Terug naar overzicht

2019-115: De forensische cliënt op de juiste plek: Naar passende zorg door een goede informatie-uitwisseling tussen plaatser en woonvoorziening

Doelgroep

Cliënten in beschermd wonen en maatschappelijke opvang.

Checklist en interview-protocol

Sinds de Meerjarenovereenkomst Forensische Zorg (2018) is er snellere doorstroom in de forensische keten en komen meer cliënten in beschermd wonen en maatschappelijke opvang. Om cliënten met een strafrechtelijke titel hier goed te begeleiden is goede informatie-uitwisseling tussen ketenpartners essentieel. Hiervoor is in 2010 door reclasseringspartners en penentiaire inrichtingen het informatiesysteem forensische zorg (IFZO) opgericht. Maar ook klinieken, ambulante teams en gemeenten (middels prebeschikking) zijn betrokken bij forensische BW/MO plaatsingen. Bij alle forensische plaatsingen wordt erop gelet of de zorg passend is bij de indicatiestelling: zorgehoefte en beveiliging, of de zorg goed bereikbaar is en of de plaatsing tijdig kan plaatsvinden. Deze richtlijnen moeten de re-integratie van justitiabelen bevorderen en daarmee een veiligere samenleving. Voor daadwerkelijke plaatsing, vindt er een intake-gesprek plaats met de cliënt bij de BW/MO instelling. 
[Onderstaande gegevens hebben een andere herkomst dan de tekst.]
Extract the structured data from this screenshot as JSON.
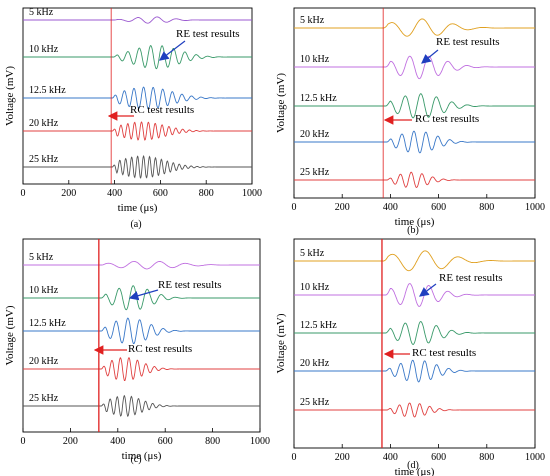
{
  "chart_data": [
    {
      "type": "line",
      "caption": "(a)",
      "xlabel": "time (μs)",
      "ylabel": "Voltage (mV)",
      "xlim": [
        0,
        1000
      ],
      "xticks": [
        0,
        200,
        400,
        600,
        800,
        1000
      ],
      "xtick_labels": [
        "0",
        "200",
        "400",
        "600",
        "800",
        "1000"
      ],
      "marker_time": 385,
      "series": [
        {
          "name": "5 kHz",
          "color": "#9b59d0",
          "onset": 395,
          "peak": 0.25,
          "period": 85,
          "center": 560,
          "width": 110
        },
        {
          "name": "10 kHz",
          "color": "#3a9a6a",
          "onset": 395,
          "peak": 0.9,
          "period": 50,
          "center": 580,
          "width": 140
        },
        {
          "name": "12.5 kHz",
          "color": "#3a78c8",
          "onset": 390,
          "peak": 0.85,
          "period": 42,
          "center": 540,
          "width": 150
        },
        {
          "name": "20 kHz",
          "color": "#e04040",
          "onset": 390,
          "peak": 0.7,
          "period": 30,
          "center": 520,
          "width": 140
        },
        {
          "name": "25 kHz",
          "color": "#555555",
          "onset": 390,
          "peak": 0.85,
          "period": 26,
          "center": 520,
          "width": 140
        }
      ],
      "annotations": [
        {
          "text": "RE test results"
        },
        {
          "text": "RC test results"
        }
      ]
    },
    {
      "type": "line",
      "caption": "(b)",
      "xlabel": "time (μs)",
      "ylabel": "Voltage (mV)",
      "xlim": [
        0,
        1000
      ],
      "xticks": [
        0,
        200,
        400,
        600,
        800,
        1000
      ],
      "xtick_labels": [
        "0",
        "200",
        "400",
        "600",
        "800",
        "1000"
      ],
      "marker_time": 370,
      "series": [
        {
          "name": "5 kHz",
          "color": "#e0a020",
          "onset": 370,
          "peak": 0.7,
          "period": 130,
          "center": 520,
          "width": 160
        },
        {
          "name": "10 kHz",
          "color": "#c070e0",
          "onset": 380,
          "peak": 0.9,
          "period": 80,
          "center": 520,
          "width": 140
        },
        {
          "name": "12.5 kHz",
          "color": "#3a9a6a",
          "onset": 380,
          "peak": 0.95,
          "period": 65,
          "center": 520,
          "width": 130
        },
        {
          "name": "20 kHz",
          "color": "#3a78c8",
          "onset": 385,
          "peak": 0.85,
          "period": 50,
          "center": 510,
          "width": 110
        },
        {
          "name": "25 kHz",
          "color": "#e04040",
          "onset": 385,
          "peak": 0.6,
          "period": 45,
          "center": 490,
          "width": 90
        }
      ],
      "annotations": [
        {
          "text": "RE test results"
        },
        {
          "text": "RC test results"
        }
      ]
    },
    {
      "type": "line",
      "caption": "(c)",
      "xlabel": "time (μs)",
      "ylabel": "Voltage (mV)",
      "xlim": [
        0,
        1000
      ],
      "xticks": [
        0,
        200,
        400,
        600,
        800,
        1000
      ],
      "xtick_labels": [
        "0",
        "200",
        "400",
        "600",
        "800",
        "1000"
      ],
      "marker_time": 320,
      "series": [
        {
          "name": "5 kHz",
          "color": "#c070e0",
          "onset": 330,
          "peak": 0.3,
          "period": 110,
          "center": 520,
          "width": 180
        },
        {
          "name": "10 kHz",
          "color": "#3a9a6a",
          "onset": 330,
          "peak": 0.95,
          "period": 60,
          "center": 460,
          "width": 110
        },
        {
          "name": "12.5 kHz",
          "color": "#3a78c8",
          "onset": 330,
          "peak": 1.0,
          "period": 50,
          "center": 450,
          "width": 110
        },
        {
          "name": "20 kHz",
          "color": "#e04040",
          "onset": 330,
          "peak": 0.9,
          "period": 36,
          "center": 430,
          "width": 100
        },
        {
          "name": "25 kHz",
          "color": "#555555",
          "onset": 330,
          "peak": 0.8,
          "period": 30,
          "center": 430,
          "width": 100
        }
      ],
      "annotations": [
        {
          "text": "RE test results"
        },
        {
          "text": "RC test results"
        }
      ]
    },
    {
      "type": "line",
      "caption": "(d)",
      "xlabel": "time (μs)",
      "ylabel": "Voltage (mV)",
      "xlim": [
        0,
        1000
      ],
      "xticks": [
        0,
        200,
        400,
        600,
        800,
        1000
      ],
      "xtick_labels": [
        "0",
        "200",
        "400",
        "600",
        "800",
        "1000"
      ],
      "marker_time": 365,
      "series": [
        {
          "name": "5 kHz",
          "color": "#e0a020",
          "onset": 370,
          "peak": 0.8,
          "period": 140,
          "center": 520,
          "width": 170
        },
        {
          "name": "10 kHz",
          "color": "#c070e0",
          "onset": 380,
          "peak": 0.9,
          "period": 80,
          "center": 500,
          "width": 130
        },
        {
          "name": "12.5 kHz",
          "color": "#3a9a6a",
          "onset": 380,
          "peak": 0.9,
          "period": 65,
          "center": 510,
          "width": 120
        },
        {
          "name": "20 kHz",
          "color": "#3a78c8",
          "onset": 380,
          "peak": 0.85,
          "period": 50,
          "center": 510,
          "width": 110
        },
        {
          "name": "25 kHz",
          "color": "#e04040",
          "onset": 385,
          "peak": 0.55,
          "period": 42,
          "center": 490,
          "width": 90
        }
      ],
      "annotations": [
        {
          "text": "RE test results"
        },
        {
          "text": "RC test results"
        }
      ]
    }
  ]
}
Ondanks de toegenomen aandacht en invoering van IFZO, zijn er praktijkindicaties dat de informatie-uitwisseling nog niet optimaal verloopt. Om de cliënt op de juiste plek te krijgen en passende zorg te bieden is het belangrijk dat deze verbetert. De informatie-voorziening vindt grofweg plaats op twee momenten; bij de aanmelding door plaatsers en bij het intake-gesprek tussen de cliënt en de BW/MO instelling. Ten eerste moet er meer zicht komen op welke informatie inhoudelijk zou moeten orden gedeeld en wat daarvan conform de wetten AVG en WFZ is. Ten tweede moet er geïnventariseerd worden welke informatie relevant is bij de intake voor BW/MO-instellingen om een cliënt zo goed en veilig mogelijk te begeleiden in zijn/haar reintegratieproces. 

In dit project is er een checklist en interview-protocol ontwikkeld en deze is getoetst op de toepasbaarheid middels een pilot.

Resultaten

De eindproducten bestaan beide uit twee onderdelen: leefgebieden voor informatieuitwisseling en de werkwijze met aandachtspunten in het contact met cliënt en ketenpartners. De onderdelen komen inhoudelijk overeen met de factoren uit het RiskNeed-Responsivity model en het Good Lives Model. Op basis van recente wetenschappelijke inzichten en de pilot is victimisatie toegevoegd binnen een van de leefgebieden. De werkwijze bevat elementen van shared decision making en herstelgericht werken.

De tools zijn bedoeld als inspiratie tot een nieuwe werkwijze. De cultuurverandering naar herstelgericht werken binnen de BW/MO-sector is al in volle gang maar niet overal. De forensische sector loopt hierin nog niet gelijk aan de GGZ. Een begrijpelijke reden hiervoor is de spagaat die professionals ervaren bij het begeleiden van deze doelgroep in hun re-integratie en het borgen van de veiligheid van de samenleving. Dit vraagt om scholing in de herstelvisie en destigmatisering. Voor gebruik dienen de tools een plek te krijgen in het systeem van de eigen organisatie, zoals een elektronisch patiënten dossier (EPD) of Informatiesysteem forensische zorg (Ifzo). Dit vraagt om een zorgvuldige aanpak in afstemming met een projectleider en de informatie en automatisering (I&A-) afdeling.

Uitvoerende partij

Tranzo, Tilburg University in samenwerking met Kwintes, HVO-Querido, Exodus en kenniscentrum Trimbos-Instituut.